Abstract

Multimodal CT imaging (non-contrast CT, NCCT; CT angiography, CTA; and CT Perfusion, CTP) is central to acute ischemic stroke diagnosis and treatment. We reviewed the purpose and interpretation of each component of multimodal CT, as well as the evidence for use in routine care. Acute stroke thrombolysis can be administered immediately following NCCT in acute ischemic stroke patients assessed within 4.5h of symptom onset.
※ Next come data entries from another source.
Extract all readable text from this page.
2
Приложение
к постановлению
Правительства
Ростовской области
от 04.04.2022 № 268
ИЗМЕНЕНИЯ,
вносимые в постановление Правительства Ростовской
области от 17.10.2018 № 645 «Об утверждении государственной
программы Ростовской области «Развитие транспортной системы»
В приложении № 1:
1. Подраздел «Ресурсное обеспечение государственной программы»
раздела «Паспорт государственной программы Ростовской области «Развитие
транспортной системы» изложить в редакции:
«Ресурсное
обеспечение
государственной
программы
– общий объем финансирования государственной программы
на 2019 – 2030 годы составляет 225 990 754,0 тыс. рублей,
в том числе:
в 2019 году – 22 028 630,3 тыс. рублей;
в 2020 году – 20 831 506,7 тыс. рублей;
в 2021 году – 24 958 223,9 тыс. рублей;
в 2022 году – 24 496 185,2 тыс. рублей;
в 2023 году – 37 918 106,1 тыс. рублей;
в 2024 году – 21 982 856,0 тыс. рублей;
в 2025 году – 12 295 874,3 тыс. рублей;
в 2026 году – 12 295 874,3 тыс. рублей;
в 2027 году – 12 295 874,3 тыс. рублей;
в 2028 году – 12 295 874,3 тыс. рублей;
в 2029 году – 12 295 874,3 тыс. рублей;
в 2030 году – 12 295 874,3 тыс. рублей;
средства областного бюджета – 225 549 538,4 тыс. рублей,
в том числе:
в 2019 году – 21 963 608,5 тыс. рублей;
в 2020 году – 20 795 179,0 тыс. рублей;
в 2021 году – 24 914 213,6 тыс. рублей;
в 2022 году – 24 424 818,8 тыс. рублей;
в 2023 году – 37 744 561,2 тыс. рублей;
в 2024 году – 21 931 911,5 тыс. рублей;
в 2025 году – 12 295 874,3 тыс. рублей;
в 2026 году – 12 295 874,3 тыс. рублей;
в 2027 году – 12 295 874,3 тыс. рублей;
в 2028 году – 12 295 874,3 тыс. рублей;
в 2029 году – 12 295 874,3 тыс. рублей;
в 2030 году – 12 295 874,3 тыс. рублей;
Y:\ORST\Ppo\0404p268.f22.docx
Definitive identification of a large vessel occlusion (LVO) requires vascular imaging, which is easily achieved with CTA. This is critical, as the standard of care for LVO within 6h of onset is now endovascular thrombectomy (EVT). CTA source images can also be used to estimate the efficacy of collateral flow in LVO patients. The final component (CTP) permits a more accurate assessment of the extent of the ischemic penumbra. Complete multimodal CT, including objective penumbral measurement with CTP, has been used to extend the EVT window to 24h. There is also randomized controlled trial evidence for extension of the IV thrombolysis window to 9h with multimodal CT. Although there have been attempts to assess for responders to reperfusion strategies beyond 6h ("late window") using collateral grades, the only evidence for treatment of this group of patients is based on selection using multimodal CT including CTP. The development of fully automated software providing quantitative ischemic penumbral and core volumes has facilitated the adoption of CTP and complete multimodal CT into routine clinical use. Multimodal CT is a powerful imaging algorithm that is central to current ischemic stroke patient care.